Daily Economic Update
02.12.2025
US: Contraction in manufacturing activity worsens in November. The ISM manufacturing PMI for November sank further into contraction territory, dropping to a four-month low of 48.2 from October’s 48.7. Most key subcomponents weakened, and the index has now languished below the 50-neutral mark for the ninth straight month. The gauge of input prices remained elevated, however, accelerating to 58.5 versus 58 in October but down from a recent peak of 69.8 in April, while employment shrank for the 10th consecutive month and at a steeper pace in November (44 versus 46). Moreover, signaling weak demand ahead, new orders fell further to a four-month low of 47.4 from 49.4 in October. On a positive note, the production subindex rebounded to 51.4 from 48.2. Overall, the ISM survey highlights that tariff-related costs have continued to weigh on business sentiment, adversely affecting manufacturing activity. However, still-robust consumer spending and booming AI/tech investment have kept underlying momentum strong so far in 2025, offsetting weaknesses elsewhere in the economy amid softer labor market conditions.
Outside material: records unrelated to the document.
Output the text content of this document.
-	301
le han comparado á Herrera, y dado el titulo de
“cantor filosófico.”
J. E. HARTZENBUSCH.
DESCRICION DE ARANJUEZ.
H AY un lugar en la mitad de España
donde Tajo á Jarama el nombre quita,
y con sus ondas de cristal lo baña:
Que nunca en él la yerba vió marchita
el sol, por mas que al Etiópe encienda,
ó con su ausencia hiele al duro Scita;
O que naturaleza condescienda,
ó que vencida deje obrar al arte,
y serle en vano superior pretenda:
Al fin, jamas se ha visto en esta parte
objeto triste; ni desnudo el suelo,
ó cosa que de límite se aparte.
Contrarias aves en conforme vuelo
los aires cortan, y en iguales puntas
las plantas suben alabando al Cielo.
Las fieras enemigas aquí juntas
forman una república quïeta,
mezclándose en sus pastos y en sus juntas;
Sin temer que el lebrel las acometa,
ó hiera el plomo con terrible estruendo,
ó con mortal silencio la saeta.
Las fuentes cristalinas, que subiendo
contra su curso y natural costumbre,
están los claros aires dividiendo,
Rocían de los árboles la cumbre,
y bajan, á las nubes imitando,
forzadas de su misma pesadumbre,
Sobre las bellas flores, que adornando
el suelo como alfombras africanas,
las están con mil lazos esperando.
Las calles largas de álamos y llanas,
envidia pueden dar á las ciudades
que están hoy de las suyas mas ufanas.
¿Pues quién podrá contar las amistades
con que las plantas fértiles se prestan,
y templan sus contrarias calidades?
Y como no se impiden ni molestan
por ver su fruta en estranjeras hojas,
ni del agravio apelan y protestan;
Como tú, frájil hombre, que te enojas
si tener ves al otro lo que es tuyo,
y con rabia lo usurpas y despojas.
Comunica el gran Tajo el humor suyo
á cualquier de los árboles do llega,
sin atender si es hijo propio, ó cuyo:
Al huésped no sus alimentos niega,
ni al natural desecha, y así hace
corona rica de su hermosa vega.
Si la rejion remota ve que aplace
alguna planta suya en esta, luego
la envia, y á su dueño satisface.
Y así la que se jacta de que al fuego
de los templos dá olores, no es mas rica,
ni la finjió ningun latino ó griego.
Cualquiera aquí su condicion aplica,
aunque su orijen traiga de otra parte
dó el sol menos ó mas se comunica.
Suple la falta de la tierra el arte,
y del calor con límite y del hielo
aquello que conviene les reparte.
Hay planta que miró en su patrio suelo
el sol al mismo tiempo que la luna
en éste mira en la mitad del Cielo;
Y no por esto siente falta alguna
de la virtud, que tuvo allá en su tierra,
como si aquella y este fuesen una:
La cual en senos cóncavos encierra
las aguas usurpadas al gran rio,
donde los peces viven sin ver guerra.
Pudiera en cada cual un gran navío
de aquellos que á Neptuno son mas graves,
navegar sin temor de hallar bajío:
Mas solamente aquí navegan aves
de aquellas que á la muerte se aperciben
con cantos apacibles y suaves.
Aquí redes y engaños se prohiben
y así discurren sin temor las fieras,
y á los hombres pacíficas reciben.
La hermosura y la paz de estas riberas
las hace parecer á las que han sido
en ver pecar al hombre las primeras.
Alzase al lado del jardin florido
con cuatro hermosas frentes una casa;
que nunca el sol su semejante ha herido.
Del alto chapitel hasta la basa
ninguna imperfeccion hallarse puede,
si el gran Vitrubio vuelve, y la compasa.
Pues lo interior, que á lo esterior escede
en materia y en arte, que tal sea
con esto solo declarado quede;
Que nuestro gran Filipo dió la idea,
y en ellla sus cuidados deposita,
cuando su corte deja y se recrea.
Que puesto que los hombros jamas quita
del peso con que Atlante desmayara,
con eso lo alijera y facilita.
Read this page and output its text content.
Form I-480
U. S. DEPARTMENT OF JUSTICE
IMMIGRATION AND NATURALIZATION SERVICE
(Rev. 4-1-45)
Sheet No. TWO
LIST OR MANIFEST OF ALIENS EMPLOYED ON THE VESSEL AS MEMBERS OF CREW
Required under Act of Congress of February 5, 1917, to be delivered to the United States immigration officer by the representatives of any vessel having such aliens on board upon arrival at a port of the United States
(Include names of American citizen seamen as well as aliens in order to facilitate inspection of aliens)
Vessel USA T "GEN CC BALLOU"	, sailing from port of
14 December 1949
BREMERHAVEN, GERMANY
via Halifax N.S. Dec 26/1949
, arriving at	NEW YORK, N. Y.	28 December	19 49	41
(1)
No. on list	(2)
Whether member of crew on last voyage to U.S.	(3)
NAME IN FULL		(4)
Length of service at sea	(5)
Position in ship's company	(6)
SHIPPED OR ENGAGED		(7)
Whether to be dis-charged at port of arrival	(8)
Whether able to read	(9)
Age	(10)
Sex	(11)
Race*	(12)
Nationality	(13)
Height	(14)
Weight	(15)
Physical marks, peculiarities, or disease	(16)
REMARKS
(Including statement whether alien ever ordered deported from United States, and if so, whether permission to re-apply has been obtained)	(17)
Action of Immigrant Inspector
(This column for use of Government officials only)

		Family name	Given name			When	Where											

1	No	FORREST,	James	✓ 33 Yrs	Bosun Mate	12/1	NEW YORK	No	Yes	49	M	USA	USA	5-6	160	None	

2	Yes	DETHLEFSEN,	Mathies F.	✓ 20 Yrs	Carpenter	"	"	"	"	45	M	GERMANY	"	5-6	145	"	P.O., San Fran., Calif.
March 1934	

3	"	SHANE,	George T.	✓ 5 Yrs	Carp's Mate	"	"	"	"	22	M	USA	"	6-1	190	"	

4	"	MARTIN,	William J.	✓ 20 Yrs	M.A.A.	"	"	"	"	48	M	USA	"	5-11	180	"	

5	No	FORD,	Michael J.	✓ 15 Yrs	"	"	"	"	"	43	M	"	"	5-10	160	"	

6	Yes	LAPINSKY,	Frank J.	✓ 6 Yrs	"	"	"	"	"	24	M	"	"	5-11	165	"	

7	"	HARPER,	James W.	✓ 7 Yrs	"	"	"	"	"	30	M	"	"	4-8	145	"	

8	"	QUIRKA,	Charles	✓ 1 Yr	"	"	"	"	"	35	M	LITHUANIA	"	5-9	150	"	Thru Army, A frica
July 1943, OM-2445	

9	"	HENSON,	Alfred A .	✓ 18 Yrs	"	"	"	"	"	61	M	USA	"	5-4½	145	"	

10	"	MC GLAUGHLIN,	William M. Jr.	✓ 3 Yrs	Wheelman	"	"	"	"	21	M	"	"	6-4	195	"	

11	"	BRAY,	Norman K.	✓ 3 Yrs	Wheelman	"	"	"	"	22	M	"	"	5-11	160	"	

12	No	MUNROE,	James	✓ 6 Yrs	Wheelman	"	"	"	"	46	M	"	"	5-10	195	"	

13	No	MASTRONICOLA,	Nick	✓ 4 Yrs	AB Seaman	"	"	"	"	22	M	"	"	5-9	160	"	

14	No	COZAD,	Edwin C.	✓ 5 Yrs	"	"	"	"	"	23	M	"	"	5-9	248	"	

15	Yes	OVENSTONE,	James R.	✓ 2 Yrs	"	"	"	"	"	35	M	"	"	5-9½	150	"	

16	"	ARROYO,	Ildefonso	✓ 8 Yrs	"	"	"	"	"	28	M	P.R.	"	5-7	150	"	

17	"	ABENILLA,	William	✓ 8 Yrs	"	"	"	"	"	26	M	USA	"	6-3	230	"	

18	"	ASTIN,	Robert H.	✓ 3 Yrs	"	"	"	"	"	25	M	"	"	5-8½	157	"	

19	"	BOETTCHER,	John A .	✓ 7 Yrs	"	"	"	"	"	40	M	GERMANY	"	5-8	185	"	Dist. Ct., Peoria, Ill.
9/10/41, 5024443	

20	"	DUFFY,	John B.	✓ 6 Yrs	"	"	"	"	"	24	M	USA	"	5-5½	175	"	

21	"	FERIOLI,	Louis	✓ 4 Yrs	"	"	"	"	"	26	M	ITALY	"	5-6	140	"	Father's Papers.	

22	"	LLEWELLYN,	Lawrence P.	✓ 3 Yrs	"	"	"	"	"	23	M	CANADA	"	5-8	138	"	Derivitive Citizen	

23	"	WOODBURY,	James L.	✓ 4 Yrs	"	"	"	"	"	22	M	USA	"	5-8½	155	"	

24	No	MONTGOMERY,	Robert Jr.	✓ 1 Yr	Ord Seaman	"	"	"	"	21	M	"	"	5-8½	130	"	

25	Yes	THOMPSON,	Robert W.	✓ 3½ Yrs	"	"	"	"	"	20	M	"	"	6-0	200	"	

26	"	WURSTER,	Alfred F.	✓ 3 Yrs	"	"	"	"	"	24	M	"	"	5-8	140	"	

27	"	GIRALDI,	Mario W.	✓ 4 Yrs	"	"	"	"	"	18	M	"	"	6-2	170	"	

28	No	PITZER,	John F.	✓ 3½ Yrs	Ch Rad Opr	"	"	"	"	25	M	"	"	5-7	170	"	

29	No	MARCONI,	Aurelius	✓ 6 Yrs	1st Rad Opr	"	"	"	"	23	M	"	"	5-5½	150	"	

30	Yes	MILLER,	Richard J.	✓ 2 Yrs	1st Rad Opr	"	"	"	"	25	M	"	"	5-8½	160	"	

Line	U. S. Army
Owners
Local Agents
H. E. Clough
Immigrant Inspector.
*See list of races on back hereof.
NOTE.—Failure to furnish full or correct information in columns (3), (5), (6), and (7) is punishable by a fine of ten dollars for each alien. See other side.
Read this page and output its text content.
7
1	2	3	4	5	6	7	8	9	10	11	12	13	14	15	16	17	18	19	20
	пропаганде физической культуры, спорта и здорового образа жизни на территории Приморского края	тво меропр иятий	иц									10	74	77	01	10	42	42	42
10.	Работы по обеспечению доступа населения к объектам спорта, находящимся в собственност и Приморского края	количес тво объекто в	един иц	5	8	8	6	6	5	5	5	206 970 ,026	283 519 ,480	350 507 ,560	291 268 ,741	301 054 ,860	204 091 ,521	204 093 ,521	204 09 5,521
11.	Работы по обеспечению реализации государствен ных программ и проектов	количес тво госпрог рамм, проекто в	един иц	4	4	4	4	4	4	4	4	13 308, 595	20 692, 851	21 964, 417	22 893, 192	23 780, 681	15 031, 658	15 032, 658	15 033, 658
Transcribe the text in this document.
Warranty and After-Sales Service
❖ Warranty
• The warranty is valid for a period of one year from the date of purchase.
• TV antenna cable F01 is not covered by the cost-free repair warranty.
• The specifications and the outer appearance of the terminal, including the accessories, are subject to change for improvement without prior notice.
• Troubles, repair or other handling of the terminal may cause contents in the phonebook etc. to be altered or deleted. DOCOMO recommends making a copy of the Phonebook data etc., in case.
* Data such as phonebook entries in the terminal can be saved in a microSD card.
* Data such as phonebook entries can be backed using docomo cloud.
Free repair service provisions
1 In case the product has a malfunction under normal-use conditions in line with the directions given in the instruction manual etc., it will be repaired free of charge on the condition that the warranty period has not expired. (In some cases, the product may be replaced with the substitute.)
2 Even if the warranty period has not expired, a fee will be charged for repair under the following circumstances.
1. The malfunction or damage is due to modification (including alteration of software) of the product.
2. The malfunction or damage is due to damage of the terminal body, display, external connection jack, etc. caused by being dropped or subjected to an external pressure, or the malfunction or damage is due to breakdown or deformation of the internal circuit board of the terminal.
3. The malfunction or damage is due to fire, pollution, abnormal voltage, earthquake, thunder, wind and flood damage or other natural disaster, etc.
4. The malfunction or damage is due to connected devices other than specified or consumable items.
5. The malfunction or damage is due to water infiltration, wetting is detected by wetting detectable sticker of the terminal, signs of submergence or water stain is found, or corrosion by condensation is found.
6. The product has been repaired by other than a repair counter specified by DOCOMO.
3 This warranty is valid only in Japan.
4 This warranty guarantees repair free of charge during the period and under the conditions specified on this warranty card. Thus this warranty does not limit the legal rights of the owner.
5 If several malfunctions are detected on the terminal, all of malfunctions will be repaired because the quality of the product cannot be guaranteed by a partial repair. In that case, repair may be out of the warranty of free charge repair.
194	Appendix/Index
EU: European firms confront rising economic risks as China export controls disrupt supply chains. The European Union Chamber of Commerce in China has reported that China’s increasingly stringent export controls are prompting a significant share of European companies to reconsider their reliance on Chinese supply chains, underscoring a growing economic risk for Europe. According to the chamber’s flash survey, slower and less transparent export-license processing—now frequently exceeding the promised 45 days—has heightened uncertainty, with many firms facing production delays, rising compliance costs, and potential exposure to intellectual-property risks. Nearly 70% of surveyed firms depend on Chinese components covered by the controls, and half expect suppliers or customers to be affected soon, with some companies projecting losses amounting to 20% of global revenues. While some sectors remain insulated, the overall trend suggests mounting pressure on Europe’s manufacturing base and a potential erosion of China’s economic leverage as foreign firms accelerate diversification efforts, adding further strain to an already fragile global trade environment.
Saudi: Bank credit growth eases again in October. Bank credit growth slowed to 13.6% y/y (0.4% m/m) in October, according to the latest figures from the Saudi Central Bank. This is the sixth consecutive month of moderation since April’s peak of 16.5%, a near-four-year high. The slowdown is entirely private sector-related (12% y/y) as lending to public sector enterprises increased for a second month in a row in October and was increasing strongly (37% y/y). The largest destinations for bank credit classified according to economic activity, the real estate, wholesale & retail trade and the manufacturing sectors, posted growth rates of 27% y/y, 6.7% and 12.6%, respectively, in October.
Egypt: Government updates State Ownership Policy Document and moves toward January electricity price hike amid improved inflation outlook. The government has begun revisiting and updating the State Ownership Policy Document in parallel with the arrival of the IMF mission in Cairo, an expected step as the government prepares to demonstrate progress on structural reforms. The update will rest on four central pillars: 1) activating the State-Owned Enterprises (SOE) Restructuring Unit to accelerate reform efforts; 2) optimizing state asset utilization through the Sovereign Wealth Fund; 3) expanding the private sector’s role across priority sectors; and 4) strengthening governance frameworks. These adjustments aim to sharpen the government’s divestment strategy at a time when the IMF is assessing progress on Egypt’s structural commitments under the Extended Fund Facility. At the same time, the government is preparing to introduce a long-delayed round of electricity price adjustments starting January 2026. The Electricity Ministry is reviewing scenarios that include increases ranging between 15–25%, depending on usage brackets, as part of efforts to narrow the gap between production costs and consumer prices. Egypt had frozen electricity price hikes since August 2024 to contain inflation and support monetary easing. But with the inflation outlook improving and fuel price hikes implemented in October, the government is gradually returning to its energy subsidy reform path. This move also aligns with Egypt’s long-term plan to phase out electricity subsidies and transition toward a cost-reflective, market-based electricity framework. Egypt’s expanding renewable energy capacity is expected to help moderate future price increases and support cost recovery in the sector by next fiscal year.